Bad light again saw a truncated day’s play as the magnificent Michael Clarke and the unyielding Brad Haddin put on a superb partnership for the sixth wicket, sending strains of anxiety coursing through the England camp.

The premature finish to the day will have benefited England more than Australia, who were looking more than comfortable and almost rapacious with their scoring, despite England taking the second new ball, in bowler friendly conditions, just before the close.

There will be much soul searching for Andrew Strauss and his men, who are still in the box seat for this test match, but the team will be concerned that they have allowed a resilient if unspectacular Australian side to get so close to the 522 target they set.

Once again the pitch showed its compassion to the batsmen even if England’s bowling became lackadaisical as the day wore on and the bowling intensity waned.

England will regroup and come again in the morning in what will be an ultra tense and ultra tight final day’s play (Edgbaston 2005, anyone?), but if they want to emerge as the best test playing nation in the world, these will be the types of challenges they will need to overcome.

Australia will be on cloud nine following a controversial two sessions before tea where three of the five wickets they lost could have been given not out on another day.

Katich was caught off what should have been called a no ball. Strauss caught Phil Hughes at slip when the ball looked to have brushed the ground and had the umpires called for a referral he would surely have been reprieved.

Mike Hussey was given out caught at slip, despite appearing not to hit the ball.

Despite all that, England’s bowlers were disciplined and incisive in the sessions before tea, with Andrew Flintoff showing fans what they’ll be missing when he departs the test arena following multiple hostile spells.

England will need to be relentless and intense and show the calmness their tail-enders displayed in Cardiff if they are to achieve their first victory over Australia at Lord’s since 1934, but can they take a further five wickets or have Australia wrestled back the initiative to complete an unlikely and unprecedented victory?

PHOTO: Australia’s Michael Clarke celebrates scoring a century against England during the second Ashes test at Lord’s, July 19, 2009. REUTERS/Kieran Doherty

Comments

Sadly, this will be a humiliation for England if they lose, as now seems possible (and in my book the odds are better for this outcome than others are acknowledging – all Australia need is another 75 say tomorrow morning without loss and suddenly, they only need 135ish to win with 4 wickets in hand…).

Strausss’s captaincy has unfortunately been weak in both Tests – not setting fields which put any pressure on the batsmen, that either allow them to score singles too often or, don’t make the batters feel pressurised in situations where the wind is behind the England sails. That profligacy with gifting the opposition easy runs, and allowing their batsmen too easy an time at points when they could be pressured, will unfortunately be the point that caused us to lose if we end up losing by a couple of wickets. That and the questionable decision not to make the Aussies follow on, which whatever else you say about it smacked of a lack of nerve.

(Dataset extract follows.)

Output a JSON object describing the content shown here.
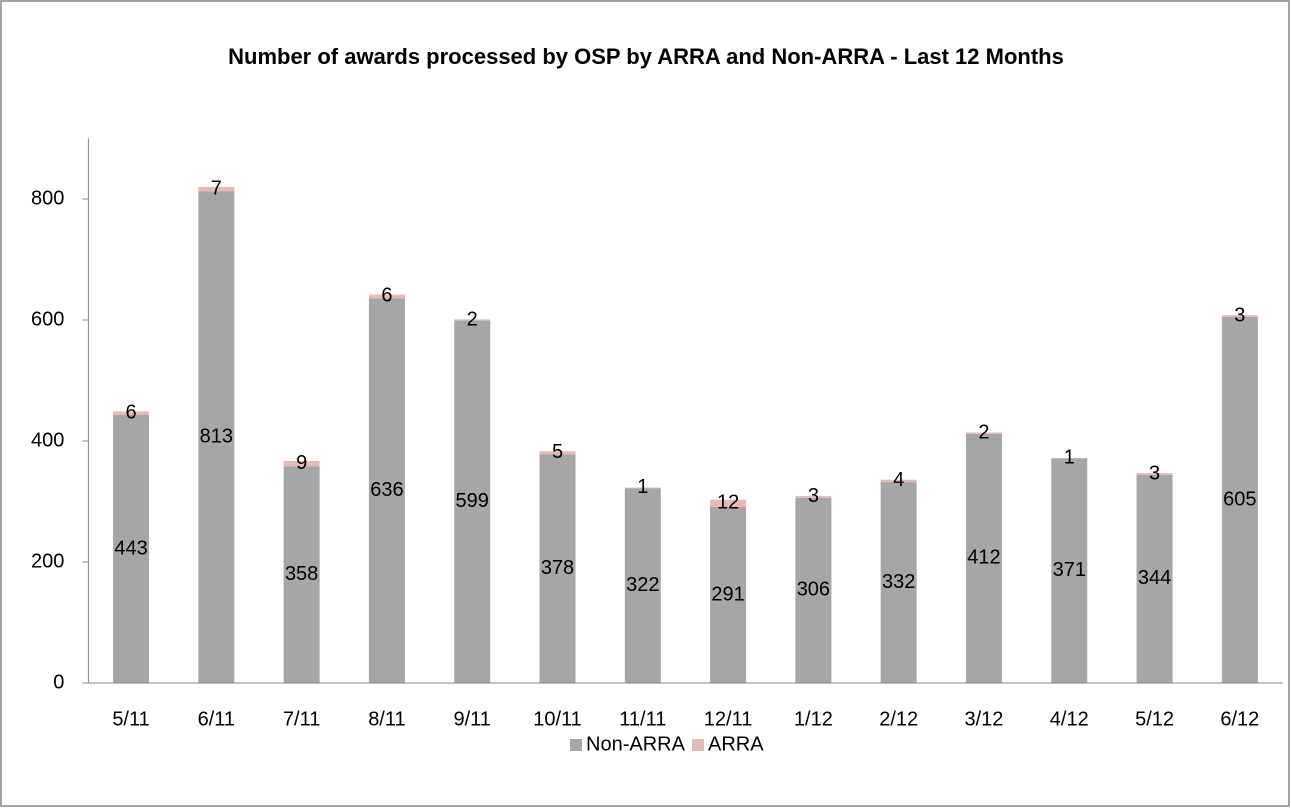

But it was always obvious Strauss wasn’t going to the hottest captain – he was always going to be the most brilliantly diplomatic choice, able to say the pleasing thing whatever the circumstances, but he doesn’t have that cutting edge about him as a captain (which in truth he does have about him when it comes to that separate matter, his batting…).

Pietersen had the cutting edge as captain – he knew exactly the kind of thing it would take to haul England on to be genuine winners at the higher echelons of the game, he was just too far ahead of the curve in that respect and so annoyed the powers-that-be in the management. If you had Pietersen’s cricketing nous and Strauss’s diplomacy, you’d have a heck of a captain and the lack of that will probably be why we’re going to lose this series (positive performance in this test notwithstanding…).